O tamanho da característica estampa floral ajusta o nome do tecido. A chitinha para as flores miudinhas, chita para as flores de tamanho médio e o chitão, com as flores grandes. É justamente o superlativo, nascido nos anos 1950, que encantou os fashionistas no início deste século.

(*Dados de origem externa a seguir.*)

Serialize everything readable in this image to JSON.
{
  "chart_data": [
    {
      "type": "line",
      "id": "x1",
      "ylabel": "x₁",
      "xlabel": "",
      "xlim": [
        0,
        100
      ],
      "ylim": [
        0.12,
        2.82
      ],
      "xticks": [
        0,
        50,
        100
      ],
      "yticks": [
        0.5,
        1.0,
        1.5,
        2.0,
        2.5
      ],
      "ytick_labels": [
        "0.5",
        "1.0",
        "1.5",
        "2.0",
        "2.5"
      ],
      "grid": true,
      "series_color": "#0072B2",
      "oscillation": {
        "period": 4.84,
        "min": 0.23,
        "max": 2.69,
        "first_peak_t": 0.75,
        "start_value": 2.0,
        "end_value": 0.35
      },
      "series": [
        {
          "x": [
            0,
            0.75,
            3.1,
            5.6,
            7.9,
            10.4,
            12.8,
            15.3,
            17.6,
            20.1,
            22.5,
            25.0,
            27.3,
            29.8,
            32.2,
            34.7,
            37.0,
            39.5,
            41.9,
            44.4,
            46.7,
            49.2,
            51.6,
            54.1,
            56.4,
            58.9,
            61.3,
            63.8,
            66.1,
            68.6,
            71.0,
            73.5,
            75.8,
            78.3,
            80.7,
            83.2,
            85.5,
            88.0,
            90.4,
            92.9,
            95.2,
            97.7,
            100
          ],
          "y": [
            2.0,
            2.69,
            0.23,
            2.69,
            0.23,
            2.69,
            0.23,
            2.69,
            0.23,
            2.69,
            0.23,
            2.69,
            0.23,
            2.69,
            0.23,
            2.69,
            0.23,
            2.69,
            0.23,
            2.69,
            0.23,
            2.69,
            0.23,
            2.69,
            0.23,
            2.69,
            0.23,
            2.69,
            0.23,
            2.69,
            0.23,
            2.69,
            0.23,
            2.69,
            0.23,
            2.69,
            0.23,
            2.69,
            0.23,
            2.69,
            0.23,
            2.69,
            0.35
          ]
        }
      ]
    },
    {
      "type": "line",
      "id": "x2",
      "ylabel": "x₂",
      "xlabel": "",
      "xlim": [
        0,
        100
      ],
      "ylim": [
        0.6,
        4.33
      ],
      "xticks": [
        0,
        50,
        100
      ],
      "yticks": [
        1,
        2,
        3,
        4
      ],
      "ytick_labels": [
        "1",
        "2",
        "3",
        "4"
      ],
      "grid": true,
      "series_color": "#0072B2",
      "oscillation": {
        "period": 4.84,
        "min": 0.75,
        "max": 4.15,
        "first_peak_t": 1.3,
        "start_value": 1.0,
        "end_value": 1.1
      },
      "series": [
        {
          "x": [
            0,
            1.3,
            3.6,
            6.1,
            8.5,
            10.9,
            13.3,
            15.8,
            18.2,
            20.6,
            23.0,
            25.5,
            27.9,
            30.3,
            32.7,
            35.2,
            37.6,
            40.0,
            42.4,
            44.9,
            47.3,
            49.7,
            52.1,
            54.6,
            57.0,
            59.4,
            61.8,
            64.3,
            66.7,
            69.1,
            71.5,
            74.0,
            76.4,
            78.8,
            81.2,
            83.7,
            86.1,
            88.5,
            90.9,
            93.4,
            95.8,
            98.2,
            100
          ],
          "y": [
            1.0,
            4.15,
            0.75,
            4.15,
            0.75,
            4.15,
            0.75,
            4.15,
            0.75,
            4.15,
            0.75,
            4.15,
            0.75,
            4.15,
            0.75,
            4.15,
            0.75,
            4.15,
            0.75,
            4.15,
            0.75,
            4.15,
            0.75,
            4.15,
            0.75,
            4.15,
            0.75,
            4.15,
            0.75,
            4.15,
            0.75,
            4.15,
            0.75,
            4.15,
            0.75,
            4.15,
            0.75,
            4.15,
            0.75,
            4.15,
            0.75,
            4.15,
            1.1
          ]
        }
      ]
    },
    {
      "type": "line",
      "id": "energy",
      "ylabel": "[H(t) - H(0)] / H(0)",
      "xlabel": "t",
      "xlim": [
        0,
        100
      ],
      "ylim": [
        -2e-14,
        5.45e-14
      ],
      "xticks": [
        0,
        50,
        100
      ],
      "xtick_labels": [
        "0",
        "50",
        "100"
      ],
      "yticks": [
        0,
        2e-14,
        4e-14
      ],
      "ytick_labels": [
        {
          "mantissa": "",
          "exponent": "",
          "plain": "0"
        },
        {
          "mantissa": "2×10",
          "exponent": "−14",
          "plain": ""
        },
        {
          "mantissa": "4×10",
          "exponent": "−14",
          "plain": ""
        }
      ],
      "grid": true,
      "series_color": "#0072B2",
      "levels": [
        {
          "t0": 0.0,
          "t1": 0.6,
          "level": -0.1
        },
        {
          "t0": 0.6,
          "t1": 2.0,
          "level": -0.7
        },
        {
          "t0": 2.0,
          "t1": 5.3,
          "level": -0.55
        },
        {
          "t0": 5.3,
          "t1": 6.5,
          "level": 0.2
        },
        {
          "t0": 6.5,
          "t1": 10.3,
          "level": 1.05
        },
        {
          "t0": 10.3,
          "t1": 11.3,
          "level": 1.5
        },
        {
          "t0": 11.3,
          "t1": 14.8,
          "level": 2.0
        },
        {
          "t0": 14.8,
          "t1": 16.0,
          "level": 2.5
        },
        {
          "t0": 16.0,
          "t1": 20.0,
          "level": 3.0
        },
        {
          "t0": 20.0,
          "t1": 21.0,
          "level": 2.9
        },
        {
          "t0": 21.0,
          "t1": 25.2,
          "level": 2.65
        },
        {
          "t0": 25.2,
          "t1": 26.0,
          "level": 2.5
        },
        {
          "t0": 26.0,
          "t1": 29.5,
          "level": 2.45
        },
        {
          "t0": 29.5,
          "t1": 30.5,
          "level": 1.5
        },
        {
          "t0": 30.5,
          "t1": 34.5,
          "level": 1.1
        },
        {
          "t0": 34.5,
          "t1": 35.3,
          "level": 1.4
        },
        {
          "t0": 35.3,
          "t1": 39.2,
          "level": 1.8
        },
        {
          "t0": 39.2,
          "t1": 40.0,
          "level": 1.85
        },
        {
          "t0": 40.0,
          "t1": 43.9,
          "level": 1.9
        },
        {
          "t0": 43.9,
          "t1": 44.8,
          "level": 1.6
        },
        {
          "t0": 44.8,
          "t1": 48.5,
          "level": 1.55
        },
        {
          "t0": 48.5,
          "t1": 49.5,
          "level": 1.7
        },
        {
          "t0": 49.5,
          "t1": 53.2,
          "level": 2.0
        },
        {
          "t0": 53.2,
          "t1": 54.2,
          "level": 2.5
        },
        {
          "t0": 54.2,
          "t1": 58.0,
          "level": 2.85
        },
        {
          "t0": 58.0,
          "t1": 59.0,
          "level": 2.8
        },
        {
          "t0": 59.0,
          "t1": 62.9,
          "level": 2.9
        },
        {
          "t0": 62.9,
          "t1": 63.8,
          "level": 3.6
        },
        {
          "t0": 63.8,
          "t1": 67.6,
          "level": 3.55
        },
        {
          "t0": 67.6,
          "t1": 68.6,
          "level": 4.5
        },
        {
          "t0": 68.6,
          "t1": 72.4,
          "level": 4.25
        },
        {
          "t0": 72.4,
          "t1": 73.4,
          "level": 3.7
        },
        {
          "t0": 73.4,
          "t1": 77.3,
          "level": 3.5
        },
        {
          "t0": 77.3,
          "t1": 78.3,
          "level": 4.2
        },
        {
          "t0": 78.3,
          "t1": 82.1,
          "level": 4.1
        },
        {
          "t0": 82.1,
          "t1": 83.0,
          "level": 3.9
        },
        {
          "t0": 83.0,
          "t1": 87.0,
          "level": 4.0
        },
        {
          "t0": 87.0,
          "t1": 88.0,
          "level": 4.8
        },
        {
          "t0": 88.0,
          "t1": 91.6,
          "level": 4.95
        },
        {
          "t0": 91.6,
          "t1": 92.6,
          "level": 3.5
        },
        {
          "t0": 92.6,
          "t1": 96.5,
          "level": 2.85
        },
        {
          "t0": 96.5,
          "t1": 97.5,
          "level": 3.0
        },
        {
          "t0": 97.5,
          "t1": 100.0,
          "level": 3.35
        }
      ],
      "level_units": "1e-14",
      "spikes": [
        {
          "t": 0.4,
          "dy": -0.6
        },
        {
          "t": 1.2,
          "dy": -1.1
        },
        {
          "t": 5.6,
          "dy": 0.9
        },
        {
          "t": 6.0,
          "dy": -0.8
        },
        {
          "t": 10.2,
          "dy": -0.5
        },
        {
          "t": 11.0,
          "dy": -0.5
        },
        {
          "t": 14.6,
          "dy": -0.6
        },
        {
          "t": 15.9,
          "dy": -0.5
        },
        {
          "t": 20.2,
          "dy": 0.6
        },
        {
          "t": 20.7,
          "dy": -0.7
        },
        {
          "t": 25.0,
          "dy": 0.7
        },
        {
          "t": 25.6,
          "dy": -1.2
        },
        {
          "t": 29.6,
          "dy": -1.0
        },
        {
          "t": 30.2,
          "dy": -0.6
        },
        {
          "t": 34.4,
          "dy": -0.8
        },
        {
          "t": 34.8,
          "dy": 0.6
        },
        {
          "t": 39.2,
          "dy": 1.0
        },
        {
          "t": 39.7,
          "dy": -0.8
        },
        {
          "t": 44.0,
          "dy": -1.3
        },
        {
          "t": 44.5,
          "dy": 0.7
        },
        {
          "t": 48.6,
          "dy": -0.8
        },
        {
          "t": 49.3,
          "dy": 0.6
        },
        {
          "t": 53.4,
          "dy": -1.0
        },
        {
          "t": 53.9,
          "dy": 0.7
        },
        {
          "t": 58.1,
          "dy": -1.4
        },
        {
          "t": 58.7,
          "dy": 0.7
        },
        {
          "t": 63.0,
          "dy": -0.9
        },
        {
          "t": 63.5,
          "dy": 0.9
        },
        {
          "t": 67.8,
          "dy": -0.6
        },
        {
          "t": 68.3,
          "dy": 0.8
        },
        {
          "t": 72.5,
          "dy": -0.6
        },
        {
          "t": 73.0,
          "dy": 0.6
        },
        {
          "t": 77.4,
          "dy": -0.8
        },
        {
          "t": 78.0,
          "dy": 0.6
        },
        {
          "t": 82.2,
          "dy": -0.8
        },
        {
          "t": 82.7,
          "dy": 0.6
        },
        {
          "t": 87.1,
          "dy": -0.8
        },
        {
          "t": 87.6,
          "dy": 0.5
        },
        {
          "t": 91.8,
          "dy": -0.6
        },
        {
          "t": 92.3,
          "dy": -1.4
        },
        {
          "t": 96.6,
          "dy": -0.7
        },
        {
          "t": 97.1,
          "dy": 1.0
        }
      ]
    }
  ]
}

Segundo as pesquisas históricas do livro, o chitão só foi ganhar as características como ficou conhecido nas últimas décadas por volta de 1960: estampas florais bem grandes, em cores vivas, com traços de grafite delineando contornos, e que cobrem a trama do tecido engomado.
Mas apesar de soar brasileiríssima, a chita tem origens na Índia e na chegada de Vasco da Gama a Calcutá no início de 1498. Se em Portugal os tecidos eram chamados pelo termo "indiano", no país de origem, os tais panos eram conhecidos como chint (pinta ou mancha em hindi). O livro viaja ainda mais e conta que na Holanda virou sit e na Inglaterra, chintz. (K.M.)